Мистер Аберкромби подходит к моему столу, на котором в деревянном ящике лежат маорийские книги. На столе невообразимый беспорядок, но он прекрасно знает, где их найти. Он протягивает изящную руку и осторожно берет одну из книжек, будто вынимает «эту тварь» у кого-нибудь из головы.
– В них, – говорит он, – вложен огромный труд. Мне, во всяком случае, хочется понять, что они собой представляют. Я всегда считал, что между па и приготовительным классом европейского типа нужно перекинуть какой-то мостик.
Как ни странно, его спокойный голос только подогревает меня. Его сдержанность разрушает во мне все внутренние преграды. Не знаю почему, я говорю не умолкая. Как говорит со мной каноник, как говорит со мной Поль. Я рассказываю о своих книгах, используя все возможности своего красноречия, разума, восприимчивости и темперамента. Ни одна мать не хвалила свое дитя с большей убежденностью, ни одна женщина не молила так жалобно о спасении своего первенца. Вайвини – наша жрица общения – все это время стоит у стола, она целиком поглощена происходящим. И я чувствую ее поддержку, хотя ей всего шесть лет. Какие потоки слов я ни извергаю, ее подбородок по-прежнему лежит на локте, в одной косичке у нее две ленточки, в другой – ни одной, огромные карие глаза широко открыты, рот тоже.

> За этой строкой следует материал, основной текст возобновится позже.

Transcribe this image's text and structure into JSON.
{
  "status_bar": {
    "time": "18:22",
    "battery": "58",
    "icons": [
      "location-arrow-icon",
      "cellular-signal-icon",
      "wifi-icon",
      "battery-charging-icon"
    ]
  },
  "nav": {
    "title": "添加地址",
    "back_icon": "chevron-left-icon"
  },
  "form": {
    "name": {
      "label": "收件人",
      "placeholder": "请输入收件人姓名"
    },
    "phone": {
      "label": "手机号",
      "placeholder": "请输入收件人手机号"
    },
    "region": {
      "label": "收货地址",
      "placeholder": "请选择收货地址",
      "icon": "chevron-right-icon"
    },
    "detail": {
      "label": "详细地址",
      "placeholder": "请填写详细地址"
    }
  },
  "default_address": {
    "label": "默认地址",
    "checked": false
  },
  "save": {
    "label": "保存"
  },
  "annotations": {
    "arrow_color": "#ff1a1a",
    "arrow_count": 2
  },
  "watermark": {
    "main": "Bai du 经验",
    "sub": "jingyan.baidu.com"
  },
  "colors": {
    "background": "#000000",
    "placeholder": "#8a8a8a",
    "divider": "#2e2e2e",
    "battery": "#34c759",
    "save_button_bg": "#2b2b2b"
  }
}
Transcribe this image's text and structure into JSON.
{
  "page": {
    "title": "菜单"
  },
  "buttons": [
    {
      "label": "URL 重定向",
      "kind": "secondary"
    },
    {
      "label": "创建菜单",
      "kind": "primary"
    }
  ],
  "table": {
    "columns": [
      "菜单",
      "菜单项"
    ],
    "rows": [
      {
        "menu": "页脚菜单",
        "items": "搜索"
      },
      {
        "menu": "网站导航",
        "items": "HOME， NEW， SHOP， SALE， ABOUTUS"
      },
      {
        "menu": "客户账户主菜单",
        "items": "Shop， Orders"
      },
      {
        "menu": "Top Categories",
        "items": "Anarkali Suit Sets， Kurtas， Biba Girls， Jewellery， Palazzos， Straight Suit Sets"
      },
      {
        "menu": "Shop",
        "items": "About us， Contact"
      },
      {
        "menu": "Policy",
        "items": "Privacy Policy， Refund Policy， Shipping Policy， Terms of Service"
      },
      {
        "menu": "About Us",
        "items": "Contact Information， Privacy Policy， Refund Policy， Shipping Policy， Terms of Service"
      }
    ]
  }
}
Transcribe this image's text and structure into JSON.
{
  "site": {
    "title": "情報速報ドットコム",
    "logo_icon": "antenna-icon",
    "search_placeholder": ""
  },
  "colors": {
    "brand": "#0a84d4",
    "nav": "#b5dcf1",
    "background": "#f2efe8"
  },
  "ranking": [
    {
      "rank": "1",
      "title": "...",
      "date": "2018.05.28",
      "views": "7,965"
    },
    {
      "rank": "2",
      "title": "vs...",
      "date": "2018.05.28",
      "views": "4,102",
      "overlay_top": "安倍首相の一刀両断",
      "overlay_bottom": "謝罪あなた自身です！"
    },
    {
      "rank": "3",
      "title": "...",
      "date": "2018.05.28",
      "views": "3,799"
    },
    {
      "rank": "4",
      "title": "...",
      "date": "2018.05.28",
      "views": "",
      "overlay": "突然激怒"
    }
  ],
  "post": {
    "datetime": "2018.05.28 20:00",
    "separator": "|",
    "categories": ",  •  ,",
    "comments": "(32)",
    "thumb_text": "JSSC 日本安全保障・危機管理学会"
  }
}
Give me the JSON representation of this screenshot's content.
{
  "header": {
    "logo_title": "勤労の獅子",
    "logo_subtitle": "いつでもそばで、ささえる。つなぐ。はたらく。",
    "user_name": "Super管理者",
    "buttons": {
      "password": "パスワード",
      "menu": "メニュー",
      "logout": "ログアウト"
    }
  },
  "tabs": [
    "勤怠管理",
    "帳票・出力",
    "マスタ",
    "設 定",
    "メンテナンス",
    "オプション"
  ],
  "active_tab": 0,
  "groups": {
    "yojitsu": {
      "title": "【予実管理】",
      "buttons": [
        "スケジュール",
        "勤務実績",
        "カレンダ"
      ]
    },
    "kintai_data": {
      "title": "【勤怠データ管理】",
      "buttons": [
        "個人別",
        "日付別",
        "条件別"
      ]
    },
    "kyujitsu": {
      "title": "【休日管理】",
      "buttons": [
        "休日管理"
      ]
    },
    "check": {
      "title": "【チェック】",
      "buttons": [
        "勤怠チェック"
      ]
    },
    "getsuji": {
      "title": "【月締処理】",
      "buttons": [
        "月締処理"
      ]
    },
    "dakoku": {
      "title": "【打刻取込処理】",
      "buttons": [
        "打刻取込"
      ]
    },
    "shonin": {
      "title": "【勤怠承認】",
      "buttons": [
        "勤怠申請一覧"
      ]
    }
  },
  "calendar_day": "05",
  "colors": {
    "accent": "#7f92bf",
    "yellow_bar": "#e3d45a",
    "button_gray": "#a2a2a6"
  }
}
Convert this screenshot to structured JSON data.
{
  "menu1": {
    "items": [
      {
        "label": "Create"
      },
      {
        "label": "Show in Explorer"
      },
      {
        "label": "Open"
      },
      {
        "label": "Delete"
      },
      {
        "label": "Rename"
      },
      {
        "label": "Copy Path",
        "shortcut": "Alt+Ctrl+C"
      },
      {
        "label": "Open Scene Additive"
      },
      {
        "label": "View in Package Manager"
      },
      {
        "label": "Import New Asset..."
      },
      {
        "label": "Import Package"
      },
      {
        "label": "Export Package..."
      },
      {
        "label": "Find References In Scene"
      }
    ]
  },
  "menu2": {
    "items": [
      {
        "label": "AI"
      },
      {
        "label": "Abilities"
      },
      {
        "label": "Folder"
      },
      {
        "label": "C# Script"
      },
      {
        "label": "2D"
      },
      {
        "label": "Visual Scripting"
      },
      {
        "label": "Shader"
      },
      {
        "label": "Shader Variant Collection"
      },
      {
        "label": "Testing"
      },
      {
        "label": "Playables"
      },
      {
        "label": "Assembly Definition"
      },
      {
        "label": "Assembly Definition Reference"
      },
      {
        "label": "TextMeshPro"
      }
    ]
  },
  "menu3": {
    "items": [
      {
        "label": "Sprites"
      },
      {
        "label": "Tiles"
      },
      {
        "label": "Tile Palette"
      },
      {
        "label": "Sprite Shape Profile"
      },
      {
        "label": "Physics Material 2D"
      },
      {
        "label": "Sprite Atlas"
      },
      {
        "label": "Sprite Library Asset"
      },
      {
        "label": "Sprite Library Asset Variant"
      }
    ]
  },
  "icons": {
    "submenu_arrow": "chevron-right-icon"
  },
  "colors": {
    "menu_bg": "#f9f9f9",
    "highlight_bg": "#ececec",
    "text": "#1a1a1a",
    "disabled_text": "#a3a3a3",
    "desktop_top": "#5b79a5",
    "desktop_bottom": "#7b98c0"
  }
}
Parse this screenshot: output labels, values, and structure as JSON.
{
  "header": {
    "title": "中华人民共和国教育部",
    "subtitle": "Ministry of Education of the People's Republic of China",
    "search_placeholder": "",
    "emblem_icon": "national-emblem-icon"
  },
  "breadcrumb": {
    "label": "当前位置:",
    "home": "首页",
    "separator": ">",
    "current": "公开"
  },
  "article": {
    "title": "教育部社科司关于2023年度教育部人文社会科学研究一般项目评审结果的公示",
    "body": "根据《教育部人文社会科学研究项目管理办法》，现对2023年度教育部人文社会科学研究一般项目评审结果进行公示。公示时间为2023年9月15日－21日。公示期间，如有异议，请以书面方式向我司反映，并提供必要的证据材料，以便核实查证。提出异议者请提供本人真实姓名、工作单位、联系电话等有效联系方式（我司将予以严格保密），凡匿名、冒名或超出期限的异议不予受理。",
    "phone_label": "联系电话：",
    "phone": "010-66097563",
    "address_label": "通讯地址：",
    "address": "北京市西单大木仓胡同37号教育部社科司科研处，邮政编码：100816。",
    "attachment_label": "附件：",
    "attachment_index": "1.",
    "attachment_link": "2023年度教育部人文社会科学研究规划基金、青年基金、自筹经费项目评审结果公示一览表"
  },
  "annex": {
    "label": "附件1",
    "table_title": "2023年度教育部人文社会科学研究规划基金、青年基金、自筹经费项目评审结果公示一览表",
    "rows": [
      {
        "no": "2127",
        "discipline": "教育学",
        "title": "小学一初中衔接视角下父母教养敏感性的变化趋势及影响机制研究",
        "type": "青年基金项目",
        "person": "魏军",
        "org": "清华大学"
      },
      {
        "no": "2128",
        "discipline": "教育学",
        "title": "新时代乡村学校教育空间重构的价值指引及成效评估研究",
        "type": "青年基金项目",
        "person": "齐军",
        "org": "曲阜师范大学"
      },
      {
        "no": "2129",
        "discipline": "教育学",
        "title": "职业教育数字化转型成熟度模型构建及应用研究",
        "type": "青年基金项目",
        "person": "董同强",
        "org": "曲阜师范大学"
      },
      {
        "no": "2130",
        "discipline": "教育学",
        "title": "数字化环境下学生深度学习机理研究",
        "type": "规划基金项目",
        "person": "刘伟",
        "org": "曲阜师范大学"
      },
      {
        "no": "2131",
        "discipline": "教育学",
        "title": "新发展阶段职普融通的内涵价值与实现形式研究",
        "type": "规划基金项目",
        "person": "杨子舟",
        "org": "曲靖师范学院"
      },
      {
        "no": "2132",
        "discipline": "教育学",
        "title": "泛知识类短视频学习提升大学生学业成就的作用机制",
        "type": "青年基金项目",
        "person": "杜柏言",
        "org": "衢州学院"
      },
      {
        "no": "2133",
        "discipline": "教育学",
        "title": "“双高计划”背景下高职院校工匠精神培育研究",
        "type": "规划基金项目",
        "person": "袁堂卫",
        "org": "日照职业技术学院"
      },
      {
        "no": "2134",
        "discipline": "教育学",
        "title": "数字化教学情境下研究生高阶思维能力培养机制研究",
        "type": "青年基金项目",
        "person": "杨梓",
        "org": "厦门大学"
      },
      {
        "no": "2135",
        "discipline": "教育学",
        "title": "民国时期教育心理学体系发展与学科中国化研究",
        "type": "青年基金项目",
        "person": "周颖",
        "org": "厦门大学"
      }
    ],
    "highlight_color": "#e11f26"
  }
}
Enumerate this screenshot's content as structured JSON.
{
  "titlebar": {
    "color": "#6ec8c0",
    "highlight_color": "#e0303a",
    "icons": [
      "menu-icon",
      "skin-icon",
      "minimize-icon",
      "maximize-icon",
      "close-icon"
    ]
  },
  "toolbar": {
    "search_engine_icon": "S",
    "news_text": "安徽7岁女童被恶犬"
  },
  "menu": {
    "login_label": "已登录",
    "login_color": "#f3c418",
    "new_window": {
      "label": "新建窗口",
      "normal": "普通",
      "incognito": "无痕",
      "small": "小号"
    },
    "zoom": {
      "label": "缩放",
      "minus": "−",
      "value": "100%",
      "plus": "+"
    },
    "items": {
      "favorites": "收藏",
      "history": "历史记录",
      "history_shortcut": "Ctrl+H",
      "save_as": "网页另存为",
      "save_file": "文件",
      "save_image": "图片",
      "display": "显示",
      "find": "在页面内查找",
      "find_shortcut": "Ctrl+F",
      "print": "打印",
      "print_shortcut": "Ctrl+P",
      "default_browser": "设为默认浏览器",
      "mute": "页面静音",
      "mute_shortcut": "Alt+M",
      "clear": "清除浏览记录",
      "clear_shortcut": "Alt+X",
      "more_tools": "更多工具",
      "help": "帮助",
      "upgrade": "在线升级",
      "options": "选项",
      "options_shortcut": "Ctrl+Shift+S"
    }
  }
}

Наших слов она, вероятно, не понимает, но зато чутко воспринимает все остальное. Выражение лица, интонации, жесты, движения. Так она стоит с десяти до одиннадцати, взрываясь и сникая вместе со мной, пока ее подбородок не начинает соскальзывать с локтя. Она не покидает меня, когда я бегаю в кладовку и выношу бесчисленные пачки, коробки и связки книг, переписанных от руки; не покидает, когда я ношусь взад и вперед все быстрее и быстрее, когда на столе громоздятся уже горы книг и мой августейший посетитель с тяжелым стоном закрывает лицо руками.